Demographics involve the study of population factors such as the percentage of the population who are of a given occupation, gender or race. This is besides general factors such as population density, size of population and location. Demographic changes can have adverse effects on marketing efforts of companies: the declining birth rate in most Western countries, the U.S. included, has an obvious effect on sales of baby products. Changes in age, ethnic and gender composition can also influence the demand for certain products within a given area.
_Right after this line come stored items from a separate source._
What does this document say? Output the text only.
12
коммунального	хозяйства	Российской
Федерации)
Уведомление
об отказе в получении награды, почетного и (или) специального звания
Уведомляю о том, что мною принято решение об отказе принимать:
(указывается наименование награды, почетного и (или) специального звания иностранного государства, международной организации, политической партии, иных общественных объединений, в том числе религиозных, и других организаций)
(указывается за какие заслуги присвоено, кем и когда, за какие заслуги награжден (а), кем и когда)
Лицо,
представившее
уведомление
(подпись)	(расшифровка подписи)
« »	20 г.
Many people are now working longer hours than before -- almost 50 hours a week compared to just over 40 hours several decades ago. This has resulted in limited available free time for shopping and leisure activities. Time-short people seek to gain or maximize their free time. From a marketing standpoint, this means that many people, especially two-income households, with more income but less time are more willing to pay for convenience. Thus, you should market products that help consumers save time or make full use of it. One example is the yogurt drink, Nouriche, which allows consumers to multitask by driving and eating at the same time.
Shifting Gender Roles
For reasons such as the rising number of two-income families, male-female roles related to families, jobs, recreation and buying behavior have changed significantly. For example, a growing number of “house husbands” are staying at home and taking primary responsibility for child care and homemaking while their wives work full time. Employed women are also seeking a better balance between work and family. This makes them opt for time-saving products such as prepared and frozen foods and more efficient appliances and cleaning products.
Consumers are increasingly becoming conscious of environmental conservation. Savvy marketers have responded to these rising levels of consumers’ environmental consciousness with products that highlight this fact. One notable example is the development of hydrogen and electric-powered vehicles by motor companies such as Tesla and Honda. Such vehicles release non-toxic waste to the environment such as water.